HMS Diamond has had to abort her mission to the Persian Gulf and head home early after breaking down.
Just two months into their nine-month deployment, the £1 billion Type 45 destroyer reportedly had problems with propulsion.
Staff on board were unable to repair the issue causing it to cease the mission.
This is the latest in a long line of issues facing Britain’s most advanced warships since they entered service eight years ago.
The ships built by both BAE Systems and Rolls-Royce have experienced issues with the engines, especially when out in warm water.
In a blow to the Royal Navy, five out of the six Type 45 destroyers are already kept in Portsmouth harbour, and that will soon presumably be all six.
When HMS Diamond arrives home all the ships will be out of operation due to routine maintenance, staff shortages and engine problems.
According to the Royal Navy website, HMS Diamond was due to:
“Be working with international and NATO allies to protect some of the world’s busies shipping lanes, keeping them free from criminal activities.”

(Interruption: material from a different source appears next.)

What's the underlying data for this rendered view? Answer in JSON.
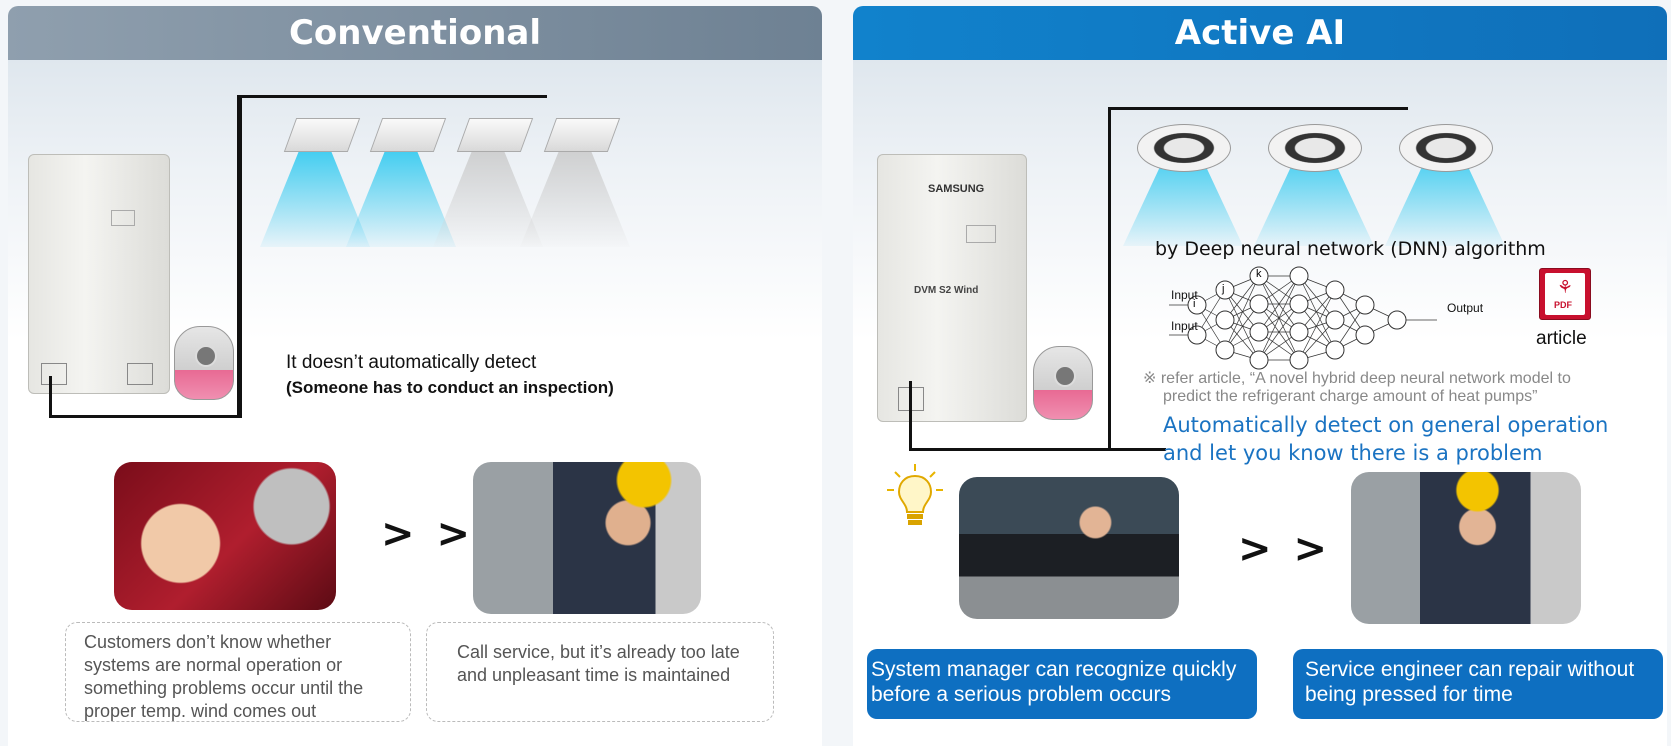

However, currently, there isn’t thought to be another ship that could sail to replace HMS Diamond as the flagship in the NATO deployment.
This means that Britain is unable to complete the commitment in place with allies in the Gulf region, a rare occurrence for the British navy.
The Times reported that HMS Diamond is due to dock within the next ten days and that a source said that while the failed task was a disappointment, at least the crew would have an unexpected Christmas with their families.
A Royal Navy spokesperson said:
“We can confirm HMS Diamond has experienced technical issues but we do not discuss the detailed materiel state of our operational ships and are unable to comment further.”